The designation activates sanctions, export controls, and travel restrictions against governments found to engage in “a pattern of unjust or unlawful detention of nationals without charges, used as political leverage.” It is the second such designation issued under the framework, after Iran was labeled on February 27, two days before the United States and Israel launched strikes against it. Afghanistan received the designation two weeks later. Officials said the timing was coincidental.
Defense Secretary Pete Hegseth, who a federal judge ruled in September had violated the Posse Comitatus Act by deploying Marines and federalized National Guard troops to conduct warrantless detentions during immigration raids in Los Angeles, praised the designation as a critical step toward domestic unaccountability. Hegseth had also federalized Illinois National Guard units and deployed them to Chicago over the governor’s explicit objection. He was not available for comment, as he was reviewing options for wrongful detention in San Francisco.
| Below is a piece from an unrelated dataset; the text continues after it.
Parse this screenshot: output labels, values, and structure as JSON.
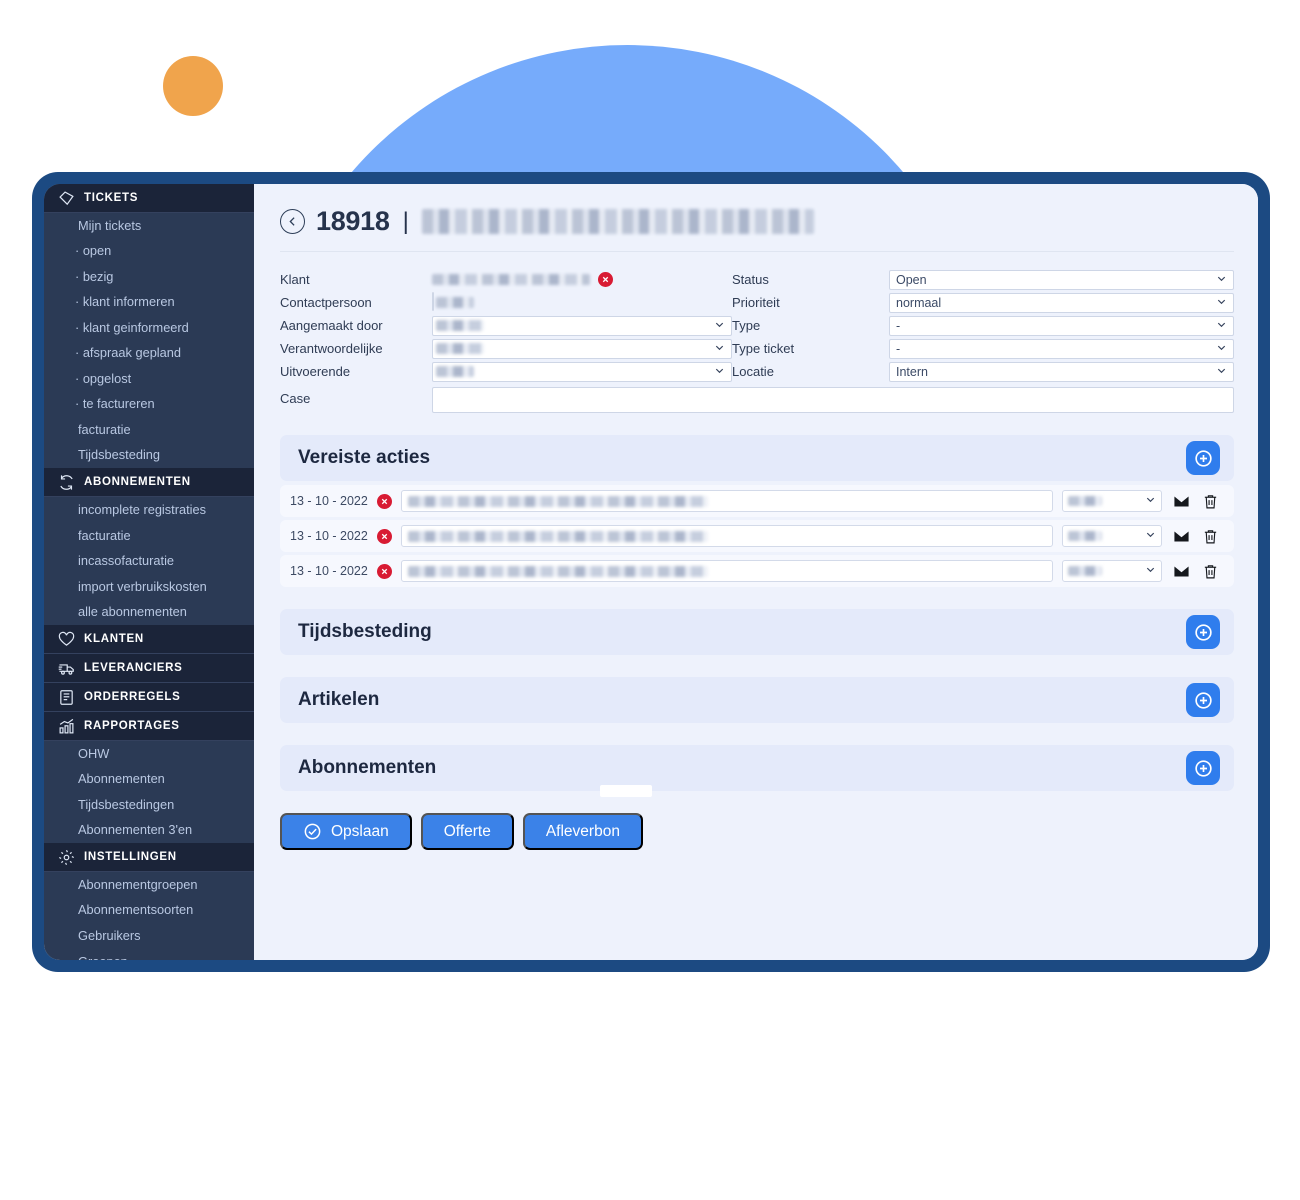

The executive order establishing the designation framework, signed by President Trump in September 2025, defines a state sponsor of wrongful detention as any government demonstrating “a pattern in which the government is responsible for, complicit in, or materially supports the unjust or unlawful detention of third country nationals.” Administration officials confirmed the definition does not apply to the American administration because Trump says so.
“The Taliban views Americans as a commodity they can grab and trade in the future,” Rubio said. “That is completely different from detaining green card holders at naturalization appointments to extract deportation cooperation from foreign governments, which is called policy.”
Afghanistan is the second country to receive the designation. It really should be third. The United States wrote the designation. At press time, no one had filed the paperwork.